Kemado Records and its sister label, Mexican Summer, are quite busy to say the least. Over the past six months, both labels moved offices from Manhattan out to Greenpoint, Brooklyn, while simultaneously building a commercial recording studio within the vast new space. They’re also opening up a destination brick-and-mortar record store, organizing a music festival out in Big Sur, California, and of course producing a constant stream of new releases from their roster of artists. I sat down with label owner Andres Santo Domingo and label head Keith Abrahamsson to get the latest and check out their new pad.
When did you decide to make the move to Greenpoint? We just needed more space. We looked all over Manhattan and found a couple of spaces — we looked everywhere. But when we came out to Brooklyn and saw the spaces out here in Greenpoint, we knew we could do a commercial recording studio. We’re going to rent it out a great deal. We’ll keep it busy a lot by ourselves as well, but we want to have it as full as possible.

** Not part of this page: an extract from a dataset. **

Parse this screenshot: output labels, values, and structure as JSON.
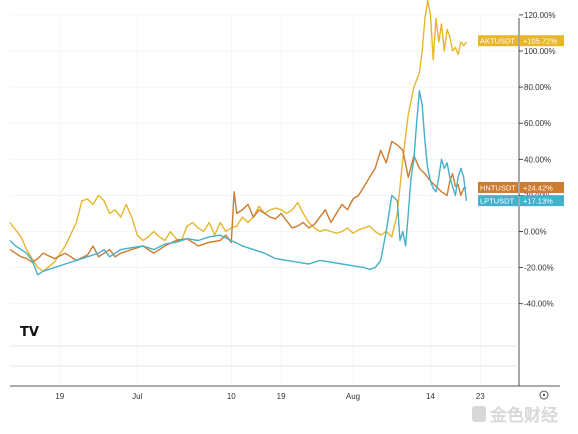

What’s the square footage of your building? Andres Santo Domingo: It’s about 4,000 square feet on each floor, and the recording studio is 2,000 square feet with 30-foot ceilings in the live recording room. We made the space very functional for everyone to hang out and make it accommodating for anyone that’s recording.
Are you going to have a retail space on the first floor? ASD: Yes. It’s a platform for Mexican Summer and for our belief in limited-edition vinyl — a resurgence that is going on right now. About three other record labels are going to be involved in the beginning, and we’ll sell all of their product there too. One of them is Captured Tracks; another is Sacred Bones, which does limited-edition vinyl releases; and Minimal Wave. We’re also going to have Woodsist’s limited-edition vinyl too. It’s a vinyl co-op store essentially. We’re not going to carry a bunch different labels, nor is the store going to be open every day. It’s a destination where you can go and pick up new releases on vinyl. A lot of things we’d like to do and are thinking of doing with the store: our bands and the other labels will have live shows in the recording studio, record the session, and then press out on a seven-inch. We’re also going to have “store releases” where you can only purchase that release at the store.
Similar to what Jack White’s Third Man Records is doing in Nashville, and the recent pop up store in New York? ASD: Yes, it’s similar, but one thing that Jack White has that we don’t have — and what we’d love to have — is a vinyl pressing plant. You need a big space for that! We have a couple places in Brooklyn though that press vinyl for us though.
Tell me about the festival you’re putting on — Party in the Pines. ASD: It’s going to be at Henry Miller Library out in Big Sur on August 29. There are a lot of awesome bands — a lot we work with, but also bands in the same family as us. Dungen, Ariel Pink, Gang Gang Dance … Vietnam is doing a reunion show. Saviours, Farmer Dave Scher. It’s going to be awesome.
Where did the concept come from? Keith Abrahamsson: This is really the brainchild of Jeff Kaye, who also works at Kemado. He knew the guys of Folk Yeah, who are promoters that put on these shows out at the Henry Miller Library. We’re hoping this will end up being a yearly event. ASD: It’s a one-day festival. It’s only $30, and people can camp there. It’s sort of a reaction to these big three-day festivals. This festival is on a much smaller scale. We can only sell 500 tickets due to the capacity of the venue.
What releases do you have coming up? ASD: Farmer Dave, which we’re really excited about. That comes out in August. A new Langhorne Slim record — we’re getting that project rolling right now. A new Saviours record due out in the fall. Also, we signed a new band on Kemado: The Soft Pack from San Diego. They’re recording their album right now. That will come out in the new year, as will the The Sword’s new record. Between all that, we have a slew of new Mexican Summer releases too. So we’re going to be busy!